Pass vector_target="DISABLED" when creating the index. The pipeline falls back to a download-only export, so parsed output is written to object storage instead of a managed vector store.

index = await client.beta.indexes.create(
source_directory_id=directory.id,
vector_target="DISABLED",
)

Wait for the index to reach ready the same way as a normal index (see the getting started guide).

Each file in the source directory produces a JSON payload containing per-page markdown (header, text, footer), structured items, attachments, and provenance metadata. List the files in the directory and fetch each payload via a presigned URL.

import httpx
# List files in the source directory
files_resp = await client.beta.directories.files.list(
directory_id=directory.id,
)
# Each directory file ID points at a parsed-output JSON object in storage.
# Resolve its presigned URL and download.
async with httpx.AsyncClient() as http:
for f in files_resp.items:
presigned = await client.files.get(f.file_id)
response = await http.get(presigned.url)
response.raise_for_status()
parsed = response.json()
# parsed["parse"] holds the parsed output payload

Re-run this loop after each sync to pick up changes. The content_fingerprint_hash and source_modified_at fields on each payload let you skip files that haven’t changed since the last export.

From there, the steps are the same as any custom RAG pipeline:

  1. Concatenate per-page markdown while tracking page boundaries by character offset.
  2. Chunk the text with your preferred chunker.
  3. Embed the chunks with your preferred embedding model.
  4. Write the chunks to your database, keyed on (parsed_directory_file_id, export_config_id) so re-parsed files fully replace earlier exports rather than duplicating.

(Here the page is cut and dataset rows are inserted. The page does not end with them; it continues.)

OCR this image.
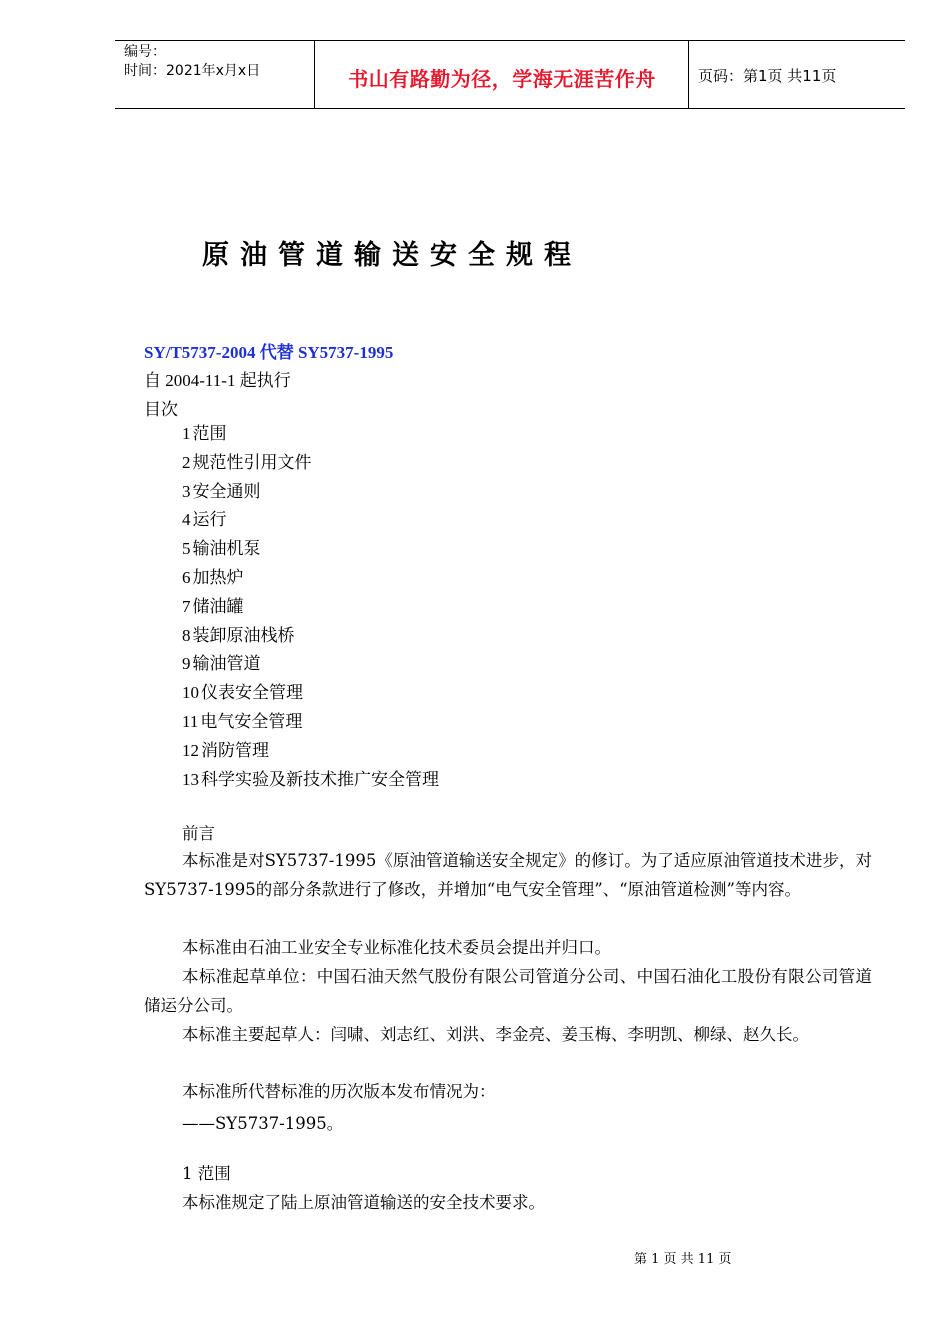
编号：
时间：2021年x月x日	书山有路勤为径，学海无涯苦作舟	页码：第1页 共11页
原油管道输送安全规程
SY/T5737-2004 代替 SY5737-1995
自 2004-11-1 起执行
目次
1 范围
2 规范性引用文件
3 安全通则
4 运行
5 输油机泵
6 加热炉
7 储油罐
8 装卸原油栈桥
9 输油管道
10 仪表安全管理
11 电气安全管理
12 消防管理
13 科学实验及新技术推广安全管理
前言

本标准是对SY5737-1995《原油管道输送安全规定》的修订。为了适应原油管道技术进步，对SY5737-1995的部分条款进行了修改，并增加“电气安全管理”、“原油管道检测”等内容。

本标准由石油工业安全专业标准化技术委员会提出并归口。

本标准起草单位：中国石油天然气股份有限公司管道分公司、中国石油化工股份有限公司管道储运分公司。

本标准主要起草人：闫啸、刘志红、刘洪、李金亮、姜玉梅、李明凯、柳绿、赵久长。

本标准所代替标准的历次版本发布情况为：

——SY5737-1995。
1 范围
本标准规定了陆上原油管道输送的安全技术要求。
第 1 页 共 11 页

The index-v2-data-sinks repo contains complete, runnable reference exporters for several databases:

  • MongoDB (Atlas vector search)
  • PostgreSQL + pgvector
  • Qdrant
  • Pinecone
  • Turbopuffer
  • Azure AI Search

Each exporter handles index/collection provisioning, deterministic IDs for idempotent re-exports, per-file delete-then-insert, and snapshot listing for incremental syncs. The shared Exporter protocol in export/base.py is the contract to implement when adding a new sink:

class Exporter(Protocol):
async def export(self, outputs, *, project_id, embeddings=None, embedding_model=None): ...
async def delete_file(self, *, parsed_directory_file_id, export_config_id): ...
async def delete_files(self, *, parsed_directory_file_ids, export_config_id): ...
async def list_snapshots(self, *, export_config_id): ...

Point your coding agent at the repo as a worked example, copy a sink you like as a starting point, or implement the protocol against the store of your choice.

  • Retrieval, chat, and file operations on client.beta.* query the managed vector store. With vector_target="DISABLED", those endpoints have nothing to query — you serve retrieval from your own database.
  • You’re responsible for cleaning up records in your database when files are removed from the source directory. The list_snapshots() pattern in the reference implementations shows how to diff against the current directory state.